Landscape and Memory
by Kittie Jones
29th Aug - 24th Oct
Preview Fri 28th Aug 7.30pm
This exhibition, by award winning artist Kittie Jones, reflects a number of trips she has made along the West Coast in the past twelve months. The places which have inspired this body of work include St Kilda, the Shiant Islands, Colonsay and the island of Handa. Kittie’s focus is on the wildlife she encounters whilst out and about in the natural world. The majority of her dynamic, mixed media drawings are made outdoors. She works with expressive marks, using charcoal, pastel, ink and gouache to capture light and movement in the landscapes she encounters.
In the exhibition, Kittie explores ideas around landscape and memory. Work made on location is shown alongside work exploring the experience and physical memory of landscape and the creatures that inhabit it. Part of Kittie’s drive is to document and celebrate the overlooked. She regularly seeks places where she can view the dynamic natural environment without being noticed.
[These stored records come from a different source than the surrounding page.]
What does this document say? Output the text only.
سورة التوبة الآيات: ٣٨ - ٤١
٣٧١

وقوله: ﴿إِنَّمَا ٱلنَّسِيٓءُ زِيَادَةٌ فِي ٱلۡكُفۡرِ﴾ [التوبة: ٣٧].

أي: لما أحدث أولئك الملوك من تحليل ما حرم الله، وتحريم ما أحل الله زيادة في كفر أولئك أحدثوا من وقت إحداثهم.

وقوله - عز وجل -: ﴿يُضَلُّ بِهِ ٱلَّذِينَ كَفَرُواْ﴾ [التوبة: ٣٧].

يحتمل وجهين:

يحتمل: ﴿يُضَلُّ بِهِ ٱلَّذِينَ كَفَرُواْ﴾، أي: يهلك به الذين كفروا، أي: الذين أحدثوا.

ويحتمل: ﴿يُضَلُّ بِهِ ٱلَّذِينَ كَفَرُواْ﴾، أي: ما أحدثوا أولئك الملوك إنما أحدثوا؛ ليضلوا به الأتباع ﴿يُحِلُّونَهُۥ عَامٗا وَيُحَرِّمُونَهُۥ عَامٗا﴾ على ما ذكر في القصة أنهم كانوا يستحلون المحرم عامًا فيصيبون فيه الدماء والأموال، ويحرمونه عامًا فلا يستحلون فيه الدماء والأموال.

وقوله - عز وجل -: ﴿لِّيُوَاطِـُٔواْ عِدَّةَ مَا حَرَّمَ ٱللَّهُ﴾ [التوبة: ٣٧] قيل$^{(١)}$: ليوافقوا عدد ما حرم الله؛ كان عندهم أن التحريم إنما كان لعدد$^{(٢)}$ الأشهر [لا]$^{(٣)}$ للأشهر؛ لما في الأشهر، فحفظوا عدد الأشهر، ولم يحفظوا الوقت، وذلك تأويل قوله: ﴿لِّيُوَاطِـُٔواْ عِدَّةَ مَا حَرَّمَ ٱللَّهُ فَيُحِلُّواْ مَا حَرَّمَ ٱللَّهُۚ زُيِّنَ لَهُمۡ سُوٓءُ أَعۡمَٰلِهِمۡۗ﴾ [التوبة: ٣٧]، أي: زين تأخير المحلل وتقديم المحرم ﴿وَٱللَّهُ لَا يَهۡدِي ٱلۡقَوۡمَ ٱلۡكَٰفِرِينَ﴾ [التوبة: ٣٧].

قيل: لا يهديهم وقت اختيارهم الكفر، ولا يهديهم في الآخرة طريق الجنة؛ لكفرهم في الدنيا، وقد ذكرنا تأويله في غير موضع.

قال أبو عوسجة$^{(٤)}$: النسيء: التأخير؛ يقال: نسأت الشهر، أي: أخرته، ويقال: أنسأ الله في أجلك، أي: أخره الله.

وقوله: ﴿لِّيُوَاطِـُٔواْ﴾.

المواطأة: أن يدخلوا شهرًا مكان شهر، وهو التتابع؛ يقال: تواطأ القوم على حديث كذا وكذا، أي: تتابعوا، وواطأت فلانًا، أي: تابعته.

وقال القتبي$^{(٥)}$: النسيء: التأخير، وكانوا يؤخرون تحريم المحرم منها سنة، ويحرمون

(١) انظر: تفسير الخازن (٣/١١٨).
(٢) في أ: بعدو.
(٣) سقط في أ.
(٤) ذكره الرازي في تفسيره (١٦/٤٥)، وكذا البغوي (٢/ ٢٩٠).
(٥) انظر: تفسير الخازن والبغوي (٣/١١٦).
Kittie Jones completed her degree in Fine Art at Edinburgh College of Art and Edinburgh University, graduating in 2008. Her practice covers the disciplines of drawing, painting and printmaking. The ideas in her work derive from time spent outdoors where she aims to capture the intensity of directly experiencing the natural world. Kittie exhibits work throughout the UK and is a professional member of the Society of Wildlife Artists and Visual Arts Scotland. She has taught across the UK, currently she teaches at Bridge House Art in Ullapool and for the National Galleries of Scotland.